The Russians ought to have been pursued. They themselves fully expected a pursuit. They retreated in something like utter confusion, eager to put the Katcha river, which runs south of the Alma, and with a somewhat similar course, between them and the imaginary pursuers. Had they been followed to the Katcha they might have been all made prisoners or destroyed. But there was no pursuit. Lord Raglan was eager to follow up the victory; but the French had as yet hardly any cavalry, and Marshal St. Arnaud would not agree to any further enterprise that day. Lord Raglan believed that he ought not to persist; and nothing was done. The Russians were unable at first to believe in their good fortune. It seemed to them for a long time impossible that any commanders in the world could have failed, under conditions so tempting, to follow a flying and disordered enemy.

Except for the bravery of those who fought, the battle was not much to boast of. The allies altogether considerably outnumbered the Russians, although, from the causes we have mentioned, the Englishmen were left throughout the greater part of the day to encounter an enemy numerically superior, posted on difficult and commanding heights. But it was the first great battle which for nearly forty years our soldiers had fought with a civilized enemy. The military authorities and the country were well disposed to make the most of it.
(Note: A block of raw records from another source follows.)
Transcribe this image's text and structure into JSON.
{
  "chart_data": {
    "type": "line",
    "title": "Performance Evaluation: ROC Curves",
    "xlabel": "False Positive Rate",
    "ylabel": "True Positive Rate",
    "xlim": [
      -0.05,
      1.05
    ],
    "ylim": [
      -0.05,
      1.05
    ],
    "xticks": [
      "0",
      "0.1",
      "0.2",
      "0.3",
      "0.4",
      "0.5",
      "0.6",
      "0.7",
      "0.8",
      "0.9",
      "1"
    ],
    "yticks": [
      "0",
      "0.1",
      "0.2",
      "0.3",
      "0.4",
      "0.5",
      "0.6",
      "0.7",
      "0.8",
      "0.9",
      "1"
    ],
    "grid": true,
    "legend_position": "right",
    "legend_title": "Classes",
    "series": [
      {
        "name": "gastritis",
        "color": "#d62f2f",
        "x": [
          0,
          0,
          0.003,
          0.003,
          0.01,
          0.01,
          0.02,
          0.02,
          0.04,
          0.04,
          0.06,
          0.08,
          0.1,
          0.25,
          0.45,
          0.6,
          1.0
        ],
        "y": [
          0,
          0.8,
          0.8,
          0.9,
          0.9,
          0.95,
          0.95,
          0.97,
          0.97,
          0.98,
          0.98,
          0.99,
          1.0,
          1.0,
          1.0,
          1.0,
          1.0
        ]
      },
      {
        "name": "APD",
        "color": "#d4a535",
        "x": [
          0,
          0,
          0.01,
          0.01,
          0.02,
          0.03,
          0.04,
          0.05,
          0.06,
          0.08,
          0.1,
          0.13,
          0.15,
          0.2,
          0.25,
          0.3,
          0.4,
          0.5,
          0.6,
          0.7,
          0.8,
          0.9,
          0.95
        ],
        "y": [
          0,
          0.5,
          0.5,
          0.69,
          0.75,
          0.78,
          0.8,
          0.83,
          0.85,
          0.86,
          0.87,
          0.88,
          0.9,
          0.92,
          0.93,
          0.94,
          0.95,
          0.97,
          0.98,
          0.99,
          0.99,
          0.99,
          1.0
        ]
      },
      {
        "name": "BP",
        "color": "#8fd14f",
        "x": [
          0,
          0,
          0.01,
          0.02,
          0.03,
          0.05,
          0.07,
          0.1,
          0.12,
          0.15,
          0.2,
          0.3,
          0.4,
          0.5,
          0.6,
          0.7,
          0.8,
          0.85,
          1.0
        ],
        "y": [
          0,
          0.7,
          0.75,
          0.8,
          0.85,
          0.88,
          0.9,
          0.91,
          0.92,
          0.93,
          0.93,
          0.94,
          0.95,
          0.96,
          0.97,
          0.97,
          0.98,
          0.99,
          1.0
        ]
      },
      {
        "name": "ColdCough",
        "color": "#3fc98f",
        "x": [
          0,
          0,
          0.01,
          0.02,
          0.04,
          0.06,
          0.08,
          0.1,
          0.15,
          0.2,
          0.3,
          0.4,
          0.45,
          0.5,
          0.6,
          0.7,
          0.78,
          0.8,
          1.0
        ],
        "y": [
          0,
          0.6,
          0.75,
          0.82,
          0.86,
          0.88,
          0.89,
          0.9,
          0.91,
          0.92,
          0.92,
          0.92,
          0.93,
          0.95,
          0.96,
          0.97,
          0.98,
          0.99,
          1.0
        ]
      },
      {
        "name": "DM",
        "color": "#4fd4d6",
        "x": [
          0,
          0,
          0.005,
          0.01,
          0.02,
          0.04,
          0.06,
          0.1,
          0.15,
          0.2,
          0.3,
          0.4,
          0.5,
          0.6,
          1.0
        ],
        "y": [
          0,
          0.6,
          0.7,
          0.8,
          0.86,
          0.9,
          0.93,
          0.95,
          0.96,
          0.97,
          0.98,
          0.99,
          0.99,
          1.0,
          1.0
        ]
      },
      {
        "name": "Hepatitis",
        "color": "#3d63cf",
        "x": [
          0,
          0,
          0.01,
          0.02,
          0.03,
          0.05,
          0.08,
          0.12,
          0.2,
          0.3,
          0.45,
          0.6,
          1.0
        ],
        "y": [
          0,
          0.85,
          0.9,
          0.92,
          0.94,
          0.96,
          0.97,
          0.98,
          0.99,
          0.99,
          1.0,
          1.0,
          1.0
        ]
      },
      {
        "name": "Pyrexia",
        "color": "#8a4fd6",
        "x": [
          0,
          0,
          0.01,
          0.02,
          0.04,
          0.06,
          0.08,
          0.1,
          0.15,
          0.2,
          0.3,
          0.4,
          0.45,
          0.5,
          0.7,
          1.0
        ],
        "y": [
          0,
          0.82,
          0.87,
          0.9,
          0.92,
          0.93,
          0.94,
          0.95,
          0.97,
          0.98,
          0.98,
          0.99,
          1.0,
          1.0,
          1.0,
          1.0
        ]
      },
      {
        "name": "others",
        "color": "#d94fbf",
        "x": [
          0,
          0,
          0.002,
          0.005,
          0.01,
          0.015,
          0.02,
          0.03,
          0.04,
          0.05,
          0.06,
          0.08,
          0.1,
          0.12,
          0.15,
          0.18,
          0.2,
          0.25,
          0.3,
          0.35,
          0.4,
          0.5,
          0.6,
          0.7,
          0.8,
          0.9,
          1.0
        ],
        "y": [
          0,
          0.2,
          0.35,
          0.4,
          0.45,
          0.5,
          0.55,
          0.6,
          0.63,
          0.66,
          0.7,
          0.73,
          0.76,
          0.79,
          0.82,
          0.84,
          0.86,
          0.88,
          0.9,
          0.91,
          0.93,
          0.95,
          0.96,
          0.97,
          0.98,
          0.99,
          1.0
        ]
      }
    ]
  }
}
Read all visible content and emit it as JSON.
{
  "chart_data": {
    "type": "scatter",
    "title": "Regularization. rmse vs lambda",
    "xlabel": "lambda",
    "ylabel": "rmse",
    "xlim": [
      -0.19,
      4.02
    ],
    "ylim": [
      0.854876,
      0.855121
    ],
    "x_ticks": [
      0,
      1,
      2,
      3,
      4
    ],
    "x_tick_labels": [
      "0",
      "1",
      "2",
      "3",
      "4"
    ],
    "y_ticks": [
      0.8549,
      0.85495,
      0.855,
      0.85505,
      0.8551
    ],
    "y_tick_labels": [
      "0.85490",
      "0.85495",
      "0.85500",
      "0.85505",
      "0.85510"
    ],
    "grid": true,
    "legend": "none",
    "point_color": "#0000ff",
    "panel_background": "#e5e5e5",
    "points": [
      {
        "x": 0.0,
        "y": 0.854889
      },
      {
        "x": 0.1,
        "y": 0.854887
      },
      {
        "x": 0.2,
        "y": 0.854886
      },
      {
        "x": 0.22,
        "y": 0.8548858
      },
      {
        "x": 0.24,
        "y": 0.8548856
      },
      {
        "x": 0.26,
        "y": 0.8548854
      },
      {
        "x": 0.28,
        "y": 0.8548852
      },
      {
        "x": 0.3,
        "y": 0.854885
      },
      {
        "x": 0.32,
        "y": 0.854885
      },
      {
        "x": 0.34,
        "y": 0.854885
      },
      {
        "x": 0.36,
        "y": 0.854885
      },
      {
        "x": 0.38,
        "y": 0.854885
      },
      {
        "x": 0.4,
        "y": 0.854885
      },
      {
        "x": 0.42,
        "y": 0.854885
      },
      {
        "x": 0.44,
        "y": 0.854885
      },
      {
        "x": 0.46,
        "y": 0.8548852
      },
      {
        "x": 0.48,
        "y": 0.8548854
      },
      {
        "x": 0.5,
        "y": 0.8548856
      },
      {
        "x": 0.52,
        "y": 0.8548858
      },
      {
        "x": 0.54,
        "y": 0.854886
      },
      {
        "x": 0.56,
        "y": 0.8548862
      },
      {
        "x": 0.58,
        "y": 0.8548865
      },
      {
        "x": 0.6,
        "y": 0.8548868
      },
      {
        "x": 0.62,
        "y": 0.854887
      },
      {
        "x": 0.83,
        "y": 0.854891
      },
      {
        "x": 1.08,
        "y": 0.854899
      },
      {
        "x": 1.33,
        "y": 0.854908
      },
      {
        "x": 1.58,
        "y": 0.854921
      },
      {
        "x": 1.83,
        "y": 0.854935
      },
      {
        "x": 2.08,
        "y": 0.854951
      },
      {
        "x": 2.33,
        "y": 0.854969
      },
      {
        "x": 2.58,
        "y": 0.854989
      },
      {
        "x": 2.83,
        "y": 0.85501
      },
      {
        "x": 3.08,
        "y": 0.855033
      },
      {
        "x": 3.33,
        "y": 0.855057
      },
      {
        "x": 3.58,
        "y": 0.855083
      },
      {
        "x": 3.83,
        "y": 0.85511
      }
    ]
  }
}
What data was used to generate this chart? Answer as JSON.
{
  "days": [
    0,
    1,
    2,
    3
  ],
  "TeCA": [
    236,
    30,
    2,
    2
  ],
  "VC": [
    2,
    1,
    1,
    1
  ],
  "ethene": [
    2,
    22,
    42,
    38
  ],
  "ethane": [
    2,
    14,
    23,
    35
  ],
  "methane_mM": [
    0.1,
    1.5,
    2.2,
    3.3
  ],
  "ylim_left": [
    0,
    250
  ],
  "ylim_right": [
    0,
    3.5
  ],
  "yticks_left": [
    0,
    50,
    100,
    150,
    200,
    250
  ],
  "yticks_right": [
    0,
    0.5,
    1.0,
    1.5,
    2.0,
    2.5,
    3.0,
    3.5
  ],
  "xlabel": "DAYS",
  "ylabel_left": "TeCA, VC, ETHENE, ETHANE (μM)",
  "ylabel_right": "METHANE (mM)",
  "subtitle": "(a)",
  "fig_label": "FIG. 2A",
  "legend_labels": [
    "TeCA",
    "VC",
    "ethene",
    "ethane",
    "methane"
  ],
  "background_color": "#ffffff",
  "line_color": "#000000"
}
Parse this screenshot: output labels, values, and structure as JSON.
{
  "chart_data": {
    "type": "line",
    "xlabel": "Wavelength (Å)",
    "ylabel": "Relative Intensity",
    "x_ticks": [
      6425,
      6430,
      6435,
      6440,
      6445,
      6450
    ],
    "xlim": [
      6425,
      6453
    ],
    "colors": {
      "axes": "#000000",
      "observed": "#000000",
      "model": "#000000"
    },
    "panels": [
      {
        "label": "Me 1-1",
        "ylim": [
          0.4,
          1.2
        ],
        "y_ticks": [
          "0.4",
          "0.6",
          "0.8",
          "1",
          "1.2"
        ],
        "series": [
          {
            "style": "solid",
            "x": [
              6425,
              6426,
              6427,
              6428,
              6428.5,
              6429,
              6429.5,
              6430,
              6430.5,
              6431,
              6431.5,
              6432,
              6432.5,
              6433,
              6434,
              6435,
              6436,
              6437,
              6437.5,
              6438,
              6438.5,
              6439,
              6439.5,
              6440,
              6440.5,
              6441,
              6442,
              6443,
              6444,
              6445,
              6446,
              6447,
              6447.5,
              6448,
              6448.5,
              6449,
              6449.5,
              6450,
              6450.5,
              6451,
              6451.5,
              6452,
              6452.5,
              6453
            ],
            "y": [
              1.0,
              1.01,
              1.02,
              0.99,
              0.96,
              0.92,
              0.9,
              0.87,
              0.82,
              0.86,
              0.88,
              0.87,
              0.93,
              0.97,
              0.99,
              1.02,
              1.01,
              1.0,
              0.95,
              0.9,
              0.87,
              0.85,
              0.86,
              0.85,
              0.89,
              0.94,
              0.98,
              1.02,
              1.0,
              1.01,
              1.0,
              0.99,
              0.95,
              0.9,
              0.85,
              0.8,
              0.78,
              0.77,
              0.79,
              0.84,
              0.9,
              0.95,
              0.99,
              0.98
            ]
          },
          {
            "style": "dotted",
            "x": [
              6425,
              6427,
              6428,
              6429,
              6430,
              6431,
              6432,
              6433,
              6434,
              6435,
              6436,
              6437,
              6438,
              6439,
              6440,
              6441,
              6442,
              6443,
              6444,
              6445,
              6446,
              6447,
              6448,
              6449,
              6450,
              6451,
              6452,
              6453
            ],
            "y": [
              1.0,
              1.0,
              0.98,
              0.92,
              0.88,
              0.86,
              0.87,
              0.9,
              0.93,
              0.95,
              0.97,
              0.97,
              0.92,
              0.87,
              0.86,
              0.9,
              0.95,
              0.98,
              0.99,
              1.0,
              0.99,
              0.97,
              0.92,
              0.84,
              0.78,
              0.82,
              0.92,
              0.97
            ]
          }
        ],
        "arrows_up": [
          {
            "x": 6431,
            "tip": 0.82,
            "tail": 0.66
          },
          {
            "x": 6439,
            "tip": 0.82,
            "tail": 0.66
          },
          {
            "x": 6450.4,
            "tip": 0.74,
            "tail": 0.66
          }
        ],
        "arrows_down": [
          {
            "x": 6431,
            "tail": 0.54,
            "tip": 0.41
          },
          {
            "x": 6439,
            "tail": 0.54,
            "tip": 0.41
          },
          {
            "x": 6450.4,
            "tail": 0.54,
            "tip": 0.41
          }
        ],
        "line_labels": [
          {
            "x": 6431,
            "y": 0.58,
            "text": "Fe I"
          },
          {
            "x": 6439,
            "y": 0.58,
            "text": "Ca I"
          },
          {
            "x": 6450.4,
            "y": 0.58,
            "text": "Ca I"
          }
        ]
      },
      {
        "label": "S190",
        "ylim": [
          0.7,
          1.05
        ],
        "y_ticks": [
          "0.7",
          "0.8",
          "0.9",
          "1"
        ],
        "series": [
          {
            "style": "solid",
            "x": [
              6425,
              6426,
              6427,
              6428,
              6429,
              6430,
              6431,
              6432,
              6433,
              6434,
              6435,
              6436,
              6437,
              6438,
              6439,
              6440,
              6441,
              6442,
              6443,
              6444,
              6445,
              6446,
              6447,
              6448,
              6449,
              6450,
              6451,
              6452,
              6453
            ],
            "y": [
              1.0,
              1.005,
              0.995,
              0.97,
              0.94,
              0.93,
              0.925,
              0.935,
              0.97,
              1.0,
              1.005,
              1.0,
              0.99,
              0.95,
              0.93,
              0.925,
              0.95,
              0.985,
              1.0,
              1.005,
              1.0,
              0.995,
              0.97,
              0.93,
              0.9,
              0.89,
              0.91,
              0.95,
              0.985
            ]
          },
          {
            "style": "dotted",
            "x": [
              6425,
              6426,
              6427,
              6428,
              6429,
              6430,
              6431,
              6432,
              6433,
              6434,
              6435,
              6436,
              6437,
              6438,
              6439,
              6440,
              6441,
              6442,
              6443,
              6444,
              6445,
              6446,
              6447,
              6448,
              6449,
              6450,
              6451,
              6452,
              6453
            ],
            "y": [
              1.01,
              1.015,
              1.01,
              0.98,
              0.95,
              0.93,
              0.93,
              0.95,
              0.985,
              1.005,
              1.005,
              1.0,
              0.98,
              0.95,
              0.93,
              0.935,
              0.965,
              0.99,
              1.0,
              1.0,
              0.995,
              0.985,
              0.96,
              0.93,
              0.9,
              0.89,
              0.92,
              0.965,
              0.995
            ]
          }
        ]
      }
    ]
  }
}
At this distance of time it is almost touching to read some of the heroic contemporaneous descriptions of the great scramble of the Alma. It might almost seem as if, in the imaginings of the enthusiastic historians, Englishmen had never mounted heights and defeated superior numbers before. The sublime triumphs against every adverse condition which had been won by a Marlborough or a Wellington could not have been celebrated in language of more exalted dithyrambic pomp.